Rundwanderung bei Leutkirch

Vor der Kulisse mächtiger Berggipfel, eingebettet zwischen sanften Hügeln und sattgrünen Wiesen, liegt die Stadt Leutkirch. Die Stadt ist umgeben von atemberaubenden Naturlandschaften mit idyllisch gelegenen Weihern, Seen, Mooren und Feldern. Sehr viele kennen die Große Kreisstadt nur vom beim Vorbeifahren in Richtung Allgäuer Berge und wissen nichts von ihrer abwechslungsreichen Umgebung. Diese Lücke sollte bei der Wanderung der Laupheimer Senioren geschlossen werden.
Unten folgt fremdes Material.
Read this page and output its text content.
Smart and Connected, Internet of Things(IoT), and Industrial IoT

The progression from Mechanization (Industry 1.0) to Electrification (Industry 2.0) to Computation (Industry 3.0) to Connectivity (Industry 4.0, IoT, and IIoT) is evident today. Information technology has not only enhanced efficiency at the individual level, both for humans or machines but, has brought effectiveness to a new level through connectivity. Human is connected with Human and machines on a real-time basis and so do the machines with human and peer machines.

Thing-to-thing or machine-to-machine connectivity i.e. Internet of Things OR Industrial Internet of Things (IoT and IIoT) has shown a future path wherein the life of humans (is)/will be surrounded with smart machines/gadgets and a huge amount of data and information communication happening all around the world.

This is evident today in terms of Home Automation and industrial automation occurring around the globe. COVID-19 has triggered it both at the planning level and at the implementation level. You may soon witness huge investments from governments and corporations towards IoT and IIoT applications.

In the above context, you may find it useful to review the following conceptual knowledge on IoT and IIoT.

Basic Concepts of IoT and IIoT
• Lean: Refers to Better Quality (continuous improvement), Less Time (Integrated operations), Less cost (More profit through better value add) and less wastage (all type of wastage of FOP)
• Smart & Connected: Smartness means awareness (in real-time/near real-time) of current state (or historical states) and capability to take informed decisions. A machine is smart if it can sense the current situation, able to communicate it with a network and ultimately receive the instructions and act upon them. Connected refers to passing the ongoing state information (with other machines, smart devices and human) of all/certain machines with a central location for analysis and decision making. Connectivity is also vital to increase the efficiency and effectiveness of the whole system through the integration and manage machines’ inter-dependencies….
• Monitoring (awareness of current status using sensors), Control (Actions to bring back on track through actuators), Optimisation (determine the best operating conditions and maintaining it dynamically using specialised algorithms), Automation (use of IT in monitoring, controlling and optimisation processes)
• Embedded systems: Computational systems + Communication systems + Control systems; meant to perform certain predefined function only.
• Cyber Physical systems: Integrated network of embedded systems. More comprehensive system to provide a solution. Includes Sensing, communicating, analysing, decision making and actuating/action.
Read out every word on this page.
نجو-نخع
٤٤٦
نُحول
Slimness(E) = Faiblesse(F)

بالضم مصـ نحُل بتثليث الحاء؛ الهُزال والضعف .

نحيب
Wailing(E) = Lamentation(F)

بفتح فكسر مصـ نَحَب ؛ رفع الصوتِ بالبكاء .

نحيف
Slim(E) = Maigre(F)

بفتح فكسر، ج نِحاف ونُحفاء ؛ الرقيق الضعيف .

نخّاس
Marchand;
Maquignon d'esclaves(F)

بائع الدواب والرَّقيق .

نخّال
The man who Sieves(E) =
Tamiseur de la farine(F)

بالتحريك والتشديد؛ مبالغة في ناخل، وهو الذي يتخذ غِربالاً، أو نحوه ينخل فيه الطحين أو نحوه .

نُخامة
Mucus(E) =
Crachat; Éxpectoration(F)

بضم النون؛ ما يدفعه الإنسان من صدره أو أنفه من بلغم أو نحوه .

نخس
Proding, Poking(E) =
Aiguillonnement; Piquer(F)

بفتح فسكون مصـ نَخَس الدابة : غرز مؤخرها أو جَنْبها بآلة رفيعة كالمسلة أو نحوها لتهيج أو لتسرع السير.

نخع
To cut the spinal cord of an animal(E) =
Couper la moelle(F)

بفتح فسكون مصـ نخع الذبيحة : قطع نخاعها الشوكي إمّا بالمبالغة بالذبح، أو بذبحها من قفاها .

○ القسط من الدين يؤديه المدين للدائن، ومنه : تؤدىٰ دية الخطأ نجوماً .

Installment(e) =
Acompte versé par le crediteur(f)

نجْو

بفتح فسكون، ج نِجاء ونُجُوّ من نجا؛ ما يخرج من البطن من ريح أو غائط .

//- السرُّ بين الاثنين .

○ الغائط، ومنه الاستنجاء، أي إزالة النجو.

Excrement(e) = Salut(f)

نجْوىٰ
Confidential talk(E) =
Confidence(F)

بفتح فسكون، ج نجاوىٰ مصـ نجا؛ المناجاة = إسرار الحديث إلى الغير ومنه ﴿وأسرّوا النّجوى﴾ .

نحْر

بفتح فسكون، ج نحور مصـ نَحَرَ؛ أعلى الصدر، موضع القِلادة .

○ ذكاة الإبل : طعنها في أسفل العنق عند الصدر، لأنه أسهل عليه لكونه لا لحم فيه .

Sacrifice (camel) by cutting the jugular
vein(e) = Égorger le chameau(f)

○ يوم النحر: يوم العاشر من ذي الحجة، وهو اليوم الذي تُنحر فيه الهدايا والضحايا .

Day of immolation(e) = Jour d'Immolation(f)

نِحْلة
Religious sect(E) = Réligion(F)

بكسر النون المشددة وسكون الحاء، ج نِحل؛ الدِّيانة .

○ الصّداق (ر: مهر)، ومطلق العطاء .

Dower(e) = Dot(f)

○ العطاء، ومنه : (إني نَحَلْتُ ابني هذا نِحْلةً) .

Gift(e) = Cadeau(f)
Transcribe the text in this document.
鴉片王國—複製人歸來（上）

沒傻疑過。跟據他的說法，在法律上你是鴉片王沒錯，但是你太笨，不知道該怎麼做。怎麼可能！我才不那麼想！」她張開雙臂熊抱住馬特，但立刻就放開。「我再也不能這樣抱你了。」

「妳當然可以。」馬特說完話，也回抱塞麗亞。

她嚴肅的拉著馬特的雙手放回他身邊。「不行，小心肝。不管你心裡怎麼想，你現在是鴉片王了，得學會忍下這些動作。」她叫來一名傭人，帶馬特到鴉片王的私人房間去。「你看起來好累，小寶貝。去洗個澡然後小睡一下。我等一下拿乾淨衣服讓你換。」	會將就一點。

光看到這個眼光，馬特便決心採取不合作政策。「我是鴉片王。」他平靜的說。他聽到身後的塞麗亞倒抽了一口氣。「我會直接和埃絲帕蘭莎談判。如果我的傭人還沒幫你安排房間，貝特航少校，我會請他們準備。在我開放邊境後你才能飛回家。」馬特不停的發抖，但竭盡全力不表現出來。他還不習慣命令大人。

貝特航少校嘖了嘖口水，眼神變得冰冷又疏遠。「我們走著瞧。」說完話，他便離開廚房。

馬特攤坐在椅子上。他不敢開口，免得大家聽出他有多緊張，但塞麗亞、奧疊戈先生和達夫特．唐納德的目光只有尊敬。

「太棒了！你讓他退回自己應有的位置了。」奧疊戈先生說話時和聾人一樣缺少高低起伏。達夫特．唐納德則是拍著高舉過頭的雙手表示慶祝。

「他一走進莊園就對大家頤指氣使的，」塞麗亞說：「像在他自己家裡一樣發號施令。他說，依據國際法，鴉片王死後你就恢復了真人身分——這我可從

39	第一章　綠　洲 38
Ausgangspunkt für die knapp vierstündige Runde war der große Parkplatz beim ehemaligen Krankenhaus. Von dort führte der Weg vorbei am Waldkindergarten in den riesigen Stadtwald. Hier galt es, im dichten Wegenetz die richtige Route zu den Siebenbrünnen zu finden. Dort wurde an der idyllischen Quelle eine kurze Rast eingelegt, dann ging es steil hinauf in Richtung „Schanze“ und auf breiten Forstwegen zum Waldbauer.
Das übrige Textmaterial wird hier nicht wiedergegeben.